For illegal workers and employers, there is no downside to the employment charade. If immigration officials ever do try to conduct an industry-wide investigation which will at least net the illegal employees, if not the employers local congressmen will almost certainly head it off. An INS inquiry into the Vidalia-onion industry in Georgia was not only aborted by Georgia’s congressional delegation; it actually resulted in a local amnesty for the growers’ illegal workforce. The downside to complying with the spirit of the employment law, on the other hand, is considerable. Ethnic advocacy groups are ready to picket employers who dismiss illegal workers, and employers understandably fear being undercut by less scrupulous competitors.

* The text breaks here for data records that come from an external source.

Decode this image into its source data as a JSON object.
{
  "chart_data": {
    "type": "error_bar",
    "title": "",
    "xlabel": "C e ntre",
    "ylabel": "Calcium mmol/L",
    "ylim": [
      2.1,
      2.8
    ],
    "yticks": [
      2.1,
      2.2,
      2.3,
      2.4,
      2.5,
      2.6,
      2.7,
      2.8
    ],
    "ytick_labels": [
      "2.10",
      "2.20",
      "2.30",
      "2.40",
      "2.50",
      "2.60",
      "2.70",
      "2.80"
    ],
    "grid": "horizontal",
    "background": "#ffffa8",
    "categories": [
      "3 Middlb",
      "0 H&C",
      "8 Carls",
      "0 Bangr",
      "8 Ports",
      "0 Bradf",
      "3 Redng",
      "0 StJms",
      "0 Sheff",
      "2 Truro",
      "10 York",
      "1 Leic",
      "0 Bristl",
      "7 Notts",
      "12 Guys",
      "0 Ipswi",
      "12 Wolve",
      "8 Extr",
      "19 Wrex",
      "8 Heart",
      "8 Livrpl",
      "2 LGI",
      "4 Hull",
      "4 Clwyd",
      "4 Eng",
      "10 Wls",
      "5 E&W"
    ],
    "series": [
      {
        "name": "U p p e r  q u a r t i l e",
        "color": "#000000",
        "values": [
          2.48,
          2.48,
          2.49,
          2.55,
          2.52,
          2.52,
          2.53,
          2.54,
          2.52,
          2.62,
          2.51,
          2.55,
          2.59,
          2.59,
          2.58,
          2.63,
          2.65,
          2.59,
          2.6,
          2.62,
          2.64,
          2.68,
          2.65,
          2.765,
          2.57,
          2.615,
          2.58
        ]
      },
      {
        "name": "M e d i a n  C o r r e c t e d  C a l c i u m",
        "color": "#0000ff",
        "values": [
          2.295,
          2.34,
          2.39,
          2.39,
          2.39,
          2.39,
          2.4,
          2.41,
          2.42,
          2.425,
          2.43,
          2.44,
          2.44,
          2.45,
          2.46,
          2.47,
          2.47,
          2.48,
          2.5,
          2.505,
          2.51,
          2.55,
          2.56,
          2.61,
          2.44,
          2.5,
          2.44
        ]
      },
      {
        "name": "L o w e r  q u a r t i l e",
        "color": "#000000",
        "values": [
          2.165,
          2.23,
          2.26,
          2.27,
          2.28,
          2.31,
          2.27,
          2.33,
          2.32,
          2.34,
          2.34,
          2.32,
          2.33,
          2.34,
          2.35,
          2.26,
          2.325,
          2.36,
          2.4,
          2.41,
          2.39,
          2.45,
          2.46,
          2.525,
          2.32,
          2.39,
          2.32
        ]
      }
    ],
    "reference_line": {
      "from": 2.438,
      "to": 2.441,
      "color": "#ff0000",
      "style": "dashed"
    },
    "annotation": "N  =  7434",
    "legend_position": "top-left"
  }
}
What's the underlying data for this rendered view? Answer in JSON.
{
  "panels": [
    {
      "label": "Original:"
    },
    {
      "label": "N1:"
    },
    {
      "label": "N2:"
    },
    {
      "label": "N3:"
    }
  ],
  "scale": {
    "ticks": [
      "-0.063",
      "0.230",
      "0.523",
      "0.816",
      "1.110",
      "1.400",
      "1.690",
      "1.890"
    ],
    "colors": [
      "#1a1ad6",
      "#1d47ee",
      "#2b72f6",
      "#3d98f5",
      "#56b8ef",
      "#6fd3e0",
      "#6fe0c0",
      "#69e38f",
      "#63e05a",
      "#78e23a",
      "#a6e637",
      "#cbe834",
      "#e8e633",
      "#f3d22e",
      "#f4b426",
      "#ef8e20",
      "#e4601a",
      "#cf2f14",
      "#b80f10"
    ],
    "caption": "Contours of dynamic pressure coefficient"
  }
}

Of the incalculable changes in American politics, demographics, and culture that the continuing surge of migrants is causing, one of the most profound is the breakdown of the distinction between legal and illegal entry. Everywhere, illegal aliens receive free public education and free medical care at taxpayer expense; 13 states offer them driver’s licenses. States everywhere have been pushed to grant illegal aliens college scholarships and reduced in-state tuition. One hundred banks, over 800 law-enforcement agencies, and dozens of cities accept an identification card created by Mexico to credentialize illegal Mexican aliens in the U.S. The Bush administration has given its blessing to this matricula consular card, over the strong protest of the FBI, which warns that the gaping security loopholes that the card creates make it a boon to money launderers, immigrant smugglers, and terrorists. Border authorities have already caught an Iranian man sneaking across the border this year, Mexican matricula card in hand.
June 12th, 2007 at 2:55 pm
Murphy, I wasn’t attacking Romney, or criticizing him. I was pointing out that I didn’t think it was likely that he’d put out a contract like this. I said the same thing about Thompson. Maybe I was wrong, but I was just going by what I had seen.
June 12th, 2007 at 3:24 pm
Tommy, I know you weren’t. I was just pointing out why you shouldn’t be surprised to see Romney get explicit on what he will do as President…especially since he already has.
June 12th, 2007 at 3:25 pm
Aron, it’s going to be a little while before I have the time to read that beast of a post.
June 12th, 2007 at 5:59 pm
[...] Rudy’s Policy Address in New Hampshire [...]
June 12th, 2007 at 6:30 pm
Ok, Aron. I’ve skimmed the piece, though not entirely digested it yet. So forgive me if I’m missing something.
It’s a huge problem. But nowhere did the article describe a single action Rudy took as Mayor which is consistent with his current rhetoric. He reduced crime and welfare rolls, yes. But I already knew he was good on that as a separate issue. I want to know if he actually attempted to do a single thing in terms of improving immigration law enforcement, tracking immigrants, cutting public funding, etc.